SEC President at the time, Mary Jo White, agreed with the recommendation. But with the arrival of a new administration, there was little chance of addressing the problem in the last few weeks of the Obama administration.
In early 2017, Mr. Mnuchin, a former hedge fund manager, took over the Financial Stability Oversight Board and the hedge fund working group was deactivated.
Richard Cordray, who was on the board as head of the Office of Consumer Financial Protection from 2012 to November 2017, said that once Mr. Mnuchin took office, the discussion turned into relaxed supervision.
“It was clear from the beginning that I wanted to move FSOC in a different direction, that it was a deregulatory direction,” Cordray said.
A Treasury spokeswoman said the council “continues to monitor hedge funds as it monitors all sectors of the financial system.”
Relative value funds were not the only financial vulnerability exposed in March.

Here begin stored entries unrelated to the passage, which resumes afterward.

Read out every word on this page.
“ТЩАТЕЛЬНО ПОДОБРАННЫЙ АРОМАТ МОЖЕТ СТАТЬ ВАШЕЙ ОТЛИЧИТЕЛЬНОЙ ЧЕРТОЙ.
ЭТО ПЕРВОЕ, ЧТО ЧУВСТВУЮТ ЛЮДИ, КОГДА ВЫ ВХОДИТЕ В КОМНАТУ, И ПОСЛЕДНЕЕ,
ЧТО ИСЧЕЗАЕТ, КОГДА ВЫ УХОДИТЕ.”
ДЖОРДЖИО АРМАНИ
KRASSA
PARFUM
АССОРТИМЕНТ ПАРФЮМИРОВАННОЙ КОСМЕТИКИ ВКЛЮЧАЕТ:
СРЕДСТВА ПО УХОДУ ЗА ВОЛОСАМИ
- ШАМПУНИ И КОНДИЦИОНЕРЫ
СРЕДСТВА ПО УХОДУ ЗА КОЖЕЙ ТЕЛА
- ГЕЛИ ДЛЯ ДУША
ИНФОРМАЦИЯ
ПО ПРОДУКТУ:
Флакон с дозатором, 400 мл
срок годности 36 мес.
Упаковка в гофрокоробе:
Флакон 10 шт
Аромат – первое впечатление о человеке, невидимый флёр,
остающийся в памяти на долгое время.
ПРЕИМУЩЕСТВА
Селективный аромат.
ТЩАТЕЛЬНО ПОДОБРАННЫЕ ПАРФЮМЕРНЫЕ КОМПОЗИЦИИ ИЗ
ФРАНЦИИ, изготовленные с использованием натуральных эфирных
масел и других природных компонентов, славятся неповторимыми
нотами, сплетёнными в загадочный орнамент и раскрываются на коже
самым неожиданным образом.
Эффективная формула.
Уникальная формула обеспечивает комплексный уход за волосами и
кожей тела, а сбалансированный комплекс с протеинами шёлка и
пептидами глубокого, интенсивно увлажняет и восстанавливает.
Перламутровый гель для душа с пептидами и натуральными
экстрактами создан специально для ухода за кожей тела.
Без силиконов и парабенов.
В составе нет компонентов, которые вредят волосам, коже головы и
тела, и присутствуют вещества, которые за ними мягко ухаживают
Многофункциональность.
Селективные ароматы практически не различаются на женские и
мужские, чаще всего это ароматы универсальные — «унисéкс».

The money market mutual funds, bailed out in 2008, required another bailout. Corporate bonds faced a wave of foreseeable downgrades. That market stagnated, prompting the Fed to make its first effort to buy debt from large companies.
Risks in lightly regulated financial companies “were not only predictable, but well documented,” Lael Brainard, the Fed’s governor, said at a University of Michigan and Brookings Institution conference in late June. “Now we have seen not once, but twice in just 11 years” risks that were deemed highly unlikely to threaten the economy.
Ms. Yellen and other policymakers said Congress may need to hold regulators accountable not only for individual institutions but also for the overall security of the financial system. Only the Federal Reserve has a mandate for financial stability, and it applies only to banks.
“There was a failure at Dodd-Frank,” said Ms. Yellen. “Dodd-Frank gave FSOC the responsibility to deal with threats of financial stability,” but did not pass it on with the power to do much more than cajole other regulators. “For FSOC to be meaningful, it must have its own power.”